Mit anderen Worten kann die Erläuterung der Unterschiede in Bezug auf das Erfindungskonzept im dritten Schritt bei der Beurteilung der erfinderischen Tätigkeit – nämlich bei der Beurteilung, „ob die Erfindung für den Fachmann naheliegend ist“ – eine positive Rolle spielen. Bezüglich der praktischen Anwendung, wie das Erfindungskonzept bei der Beurteilung der erfinderischen Tätigkeit wirksam genutzt werden kann, werden im Folgenden einige Ansätze vorgeschlagen:
 
(1) Zunächst sollte das Erfindungskonzept der Erfindung und das des Stands der Technik anhand der Logik der Neugestaltung der Erfindung, nämlich der Logik von „Erkennen oder Erheben des technischen Problems → Festlegung des technischen Ziels → Erforschung und Auswahl der technischen Mittel“, analysiert werden.
 
(2) Anschließend ist es zu bestimmen, ob zwischen dem Erfindungskonzept der Erfindung und dem des Stands der Technik ein deutlicher Unterschied besteht.
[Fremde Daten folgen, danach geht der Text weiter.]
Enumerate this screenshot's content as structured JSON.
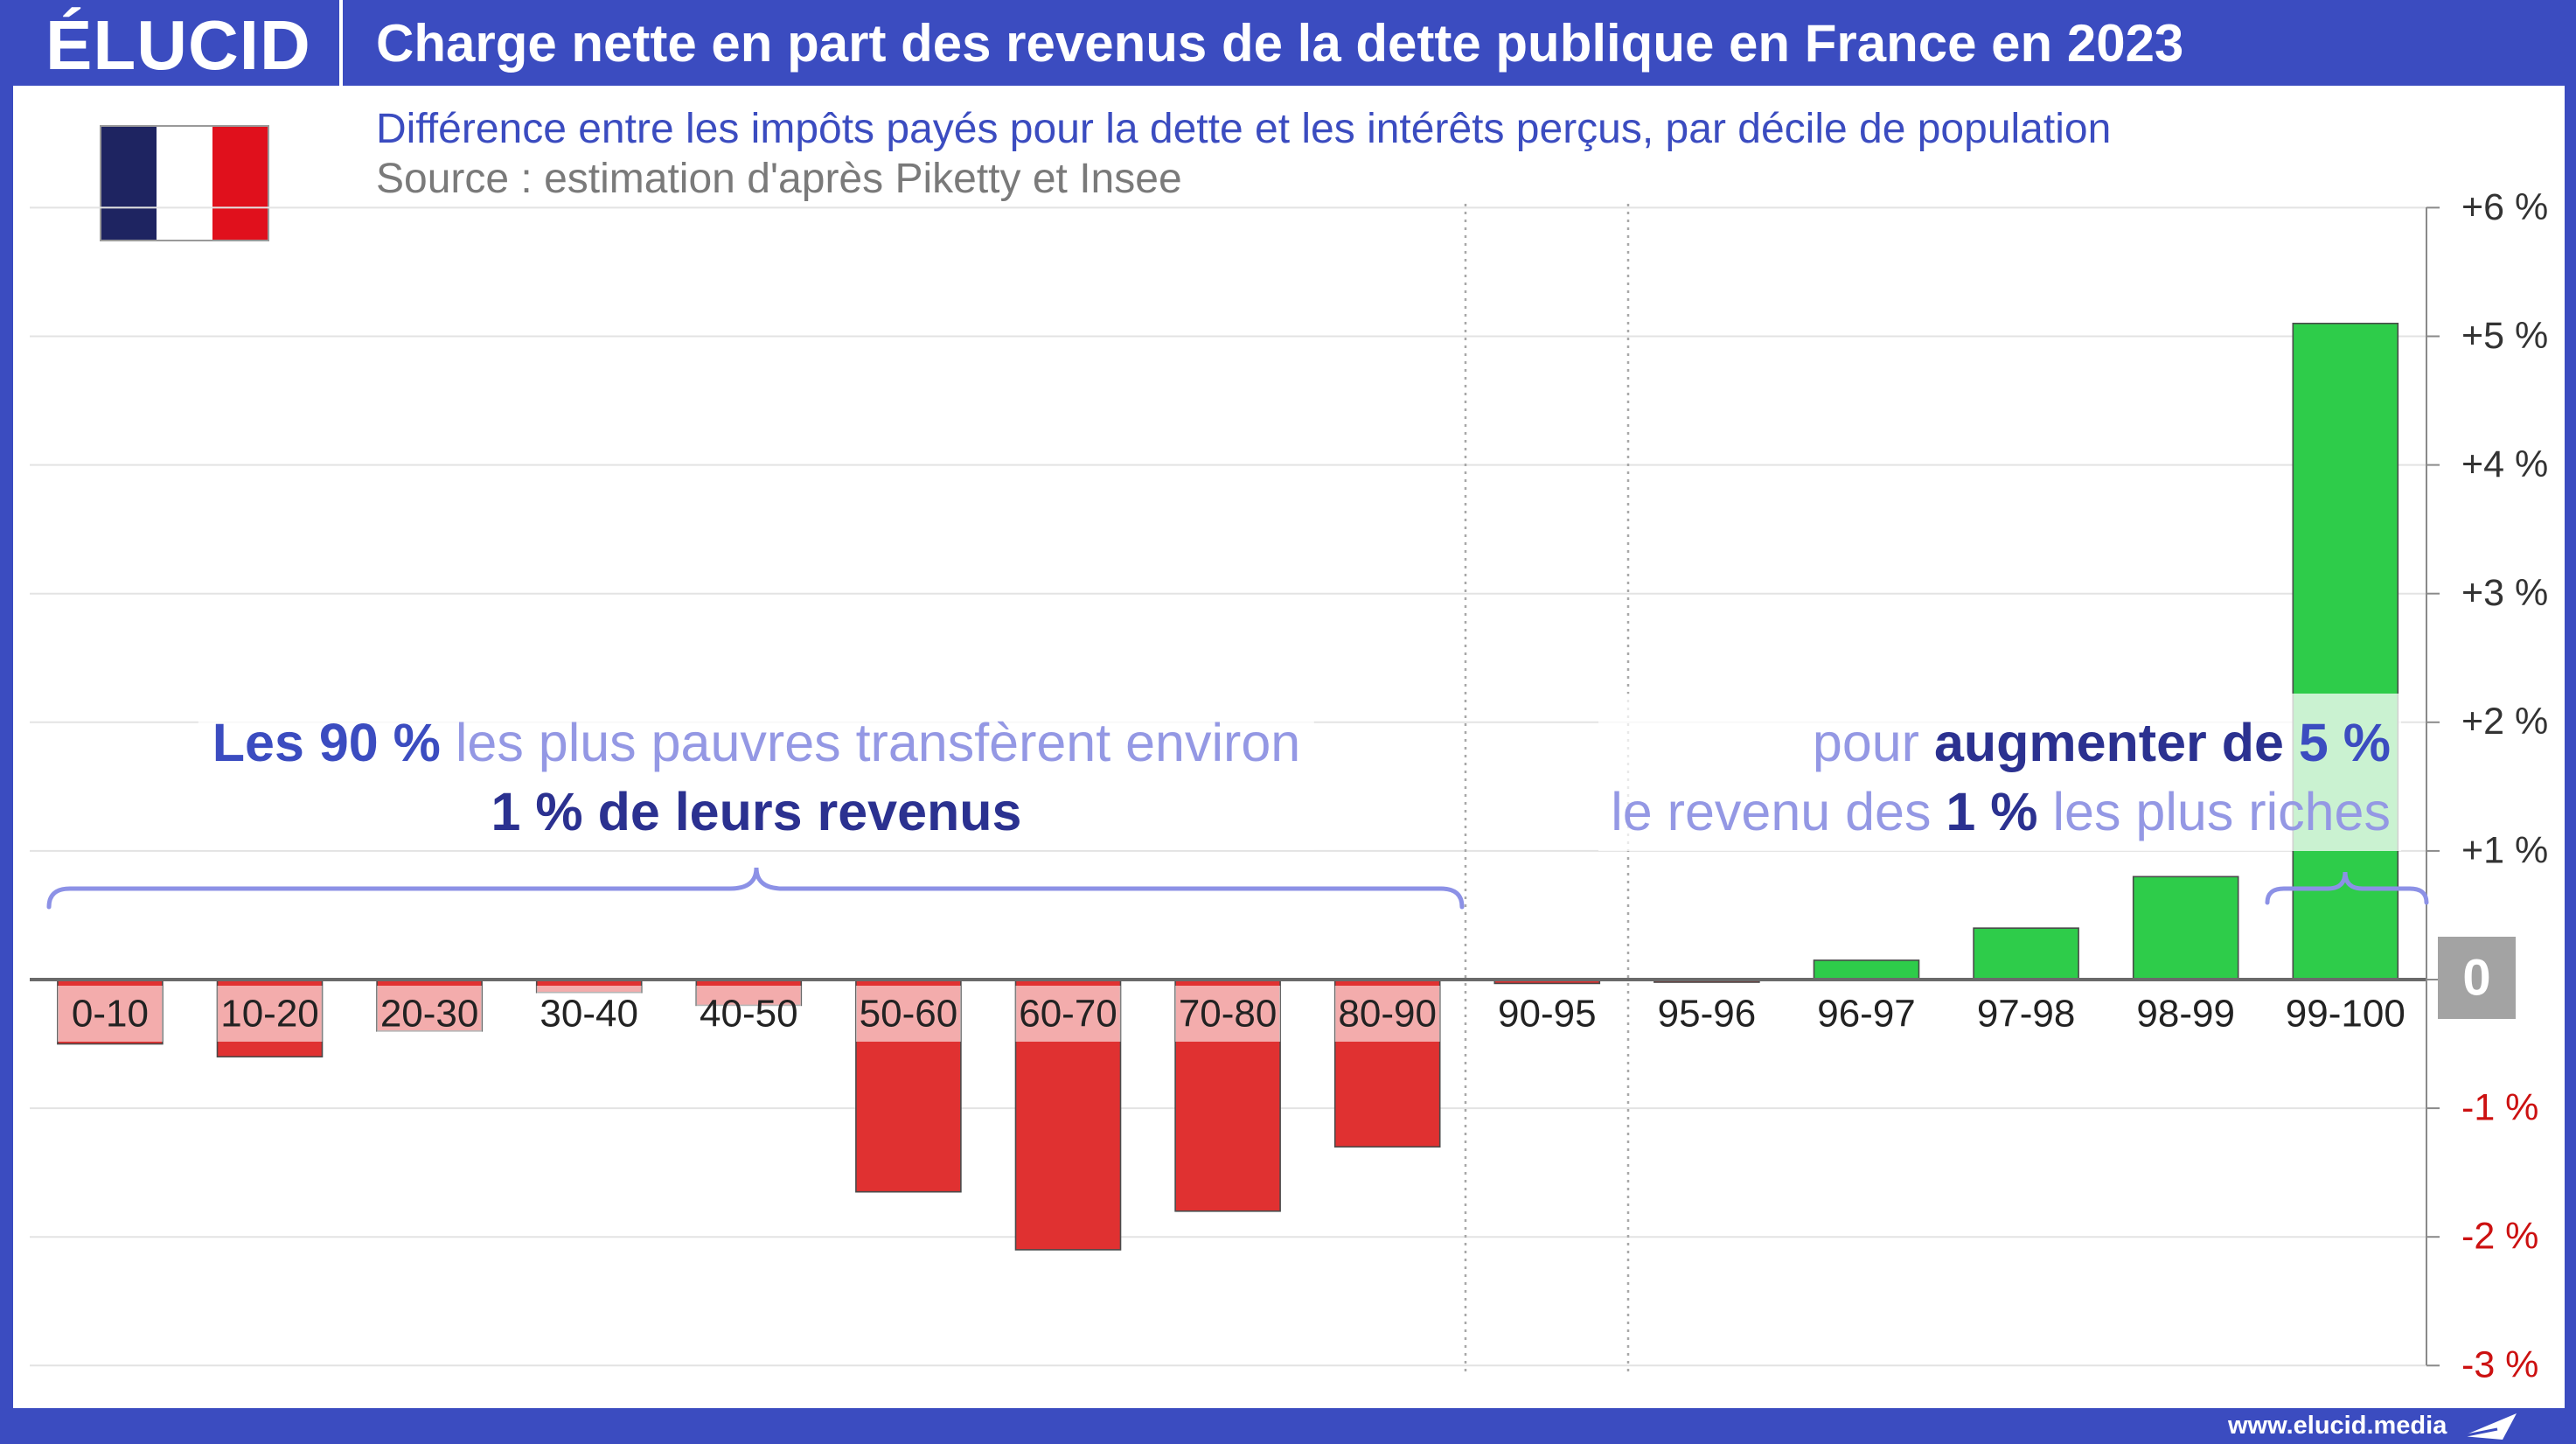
{
  "brand": {
    "logo_text": "ÉLUCID",
    "website": "www.elucid.media"
  },
  "icons": {
    "flag": "france-flag-icon",
    "brand_mark": "paper-plane-icon"
  },
  "colors": {
    "brand_blue": "#3b4cc0",
    "navy_text": "#2b3190",
    "light_text": "#9498e4",
    "negative_label": "#cc1111",
    "zero_box": "#a3a3a3",
    "flag_blue": "#1e2461",
    "flag_red": "#e0101c",
    "brace": "#8c91e6"
  },
  "annotations": {
    "left": {
      "line1_strong": "Les 90 %",
      "line1_light": " les plus pauvres transfèrent environ",
      "line2_strong": "1 % de leurs revenus"
    },
    "right": {
      "line1_light": "pour ",
      "line1_strong": "augmenter de ",
      "line1_accent": "5 %",
      "line2_light_a": "le revenu des ",
      "line2_strong": "1 %",
      "line2_light_b": " les plus riches"
    }
  },
  "chart_data": {
    "type": "bar",
    "title": "Charge nette en part des revenus de la dette publique en France en 2023",
    "subtitle": "Différence entre les impôts payés pour la dette et les intérêts perçus, par décile de population",
    "source": "Source : estimation d'après Piketty et Insee",
    "categories": [
      "0-10",
      "10-20",
      "20-30",
      "30-40",
      "40-50",
      "50-60",
      "60-70",
      "70-80",
      "80-90",
      "90-95",
      "95-96",
      "96-97",
      "97-98",
      "98-99",
      "99-100"
    ],
    "values": [
      -0.5,
      -0.6,
      -0.4,
      -0.1,
      -0.2,
      -1.65,
      -2.1,
      -1.8,
      -1.3,
      -0.03,
      -0.02,
      0.15,
      0.4,
      0.8,
      5.1
    ],
    "ylim": [
      -3,
      6
    ],
    "y_ticks": [
      6,
      5,
      4,
      3,
      2,
      1,
      0,
      -1,
      -2,
      -3
    ],
    "y_tick_labels": [
      "+6 %",
      "+5 %",
      "+4 %",
      "+3 %",
      "+2 %",
      "+1 %",
      "0",
      "-1 %",
      "-2 %",
      "-3 %"
    ],
    "y_axis_side": "right",
    "grid": true,
    "bar_colors": {
      "negative": "#e03131",
      "positive": "#2ecc4a"
    }
  }
}
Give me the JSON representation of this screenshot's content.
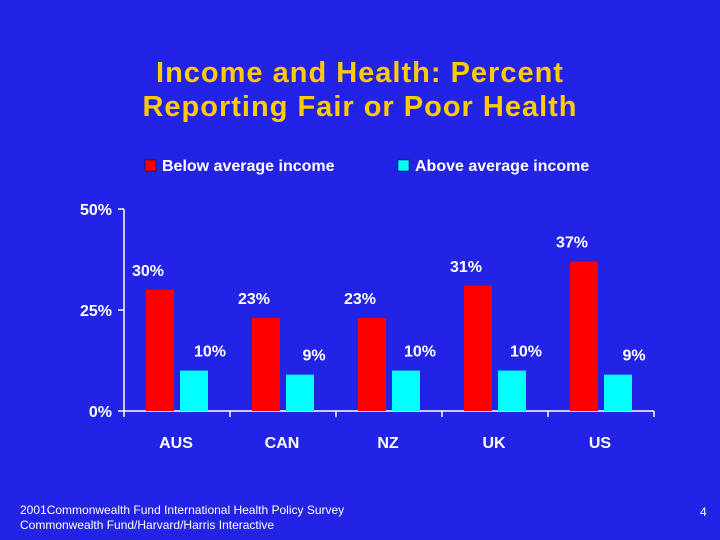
{
  "slide": {
    "title_line1": "Income and Health: Percent",
    "title_line2": "Reporting Fair or Poor Health",
    "footer_line1": "2001Commonwealth Fund International Health Policy Survey",
    "footer_line2": "Commonwealth Fund/Harvard/Harris Interactive",
    "page_number": "4"
  },
  "colors": {
    "background": "#2323e6",
    "title": "#ffcc00",
    "series_below": "#ff0000",
    "series_above": "#00ffff",
    "text": "#ffffff",
    "axis": "#ffffff"
  },
  "chart_data": {
    "type": "bar",
    "categories": [
      "AUS",
      "CAN",
      "NZ",
      "UK",
      "US"
    ],
    "series": [
      {
        "name": "Below average income",
        "values": [
          30,
          23,
          23,
          31,
          37
        ],
        "labels": [
          "30%",
          "23%",
          "23%",
          "31%",
          "37%"
        ]
      },
      {
        "name": "Above average income",
        "values": [
          10,
          9,
          10,
          10,
          9
        ],
        "labels": [
          "10%",
          "9%",
          "10%",
          "10%",
          "9%"
        ]
      }
    ],
    "ylim": [
      0,
      50
    ],
    "yticks": [
      0,
      25,
      50
    ],
    "ytick_labels": [
      "0%",
      "25%",
      "50%"
    ],
    "legend_position": "top",
    "grid": false
  }
}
Die Schwierigkeit liegt hierbei darin, dass die Beurteilungsmaßstäbe für einen „deutlichen Unterschied“ nicht klar definiert sind, was leicht zu Streitigkeiten führen kann.
 
Der Verfasser ist der Ansicht, dass eine ganzheitliche Betrachtung des „technischen Problems“, des „technischen Ziels (technischen Effekts)“ sowie der „technischen Mittel“ dazu beiträgt, einen „deutlichen Unterschied“ genau zu bestimmen.
 
Neben den Fällen wie Fall 1, wobei deutliche Unterschiede in Bezug auf technisches Problem, technisches Mittel und technischen Effekt bestehen und somit ein „deutlicher Unterschied bezüglich des Erfindungskonzepts“ anerkannt werden kann, sollten auch die folgenden Fälle als „deutlicher Unterschied in Bezug auf das Erfindungskonzept“ angesehen werden:
 
Zum Beispiel, wenn die Erfindung und der Stand der Technik im Wesentlichen das gleiche technische Problem und technische Ziel aufweisen, aber deutlich unterschiedliche technische Wege und Mittel verwenden, sodass der Fachmann den Übergang zwischen diesen unterschiedlichen technischen Mitteln nicht ohne Weiteres vollziehen kann (mit anderen Worten, es dem Stand der Technik an einen technischen Aufschluss mangelt, die als Brücke zwischen den unterschiedlichen technischen Mitteln dienen könnte).
 
(3) Schließlich sollte, sofern ein deutlicher Unterschied in Bezug auf das Erfindungskonzept festgestellt wird, im dritten Schritt der „Drei-Schritte-Methode“ – nämlich bei der Beurteilung, „ob die Erfindung für den Fachmann naheliegend ist“ – der Unterschied in Bezug auf das Erfindungskonzept klar und präzise dargelegt werden. Dabei ist geltend zu machen, dass aufgrund dieses Unterschieds der Stand der Technik keinen technischen Aufschluss bietet, um die technische Lösung der Erfindung zu erhalten.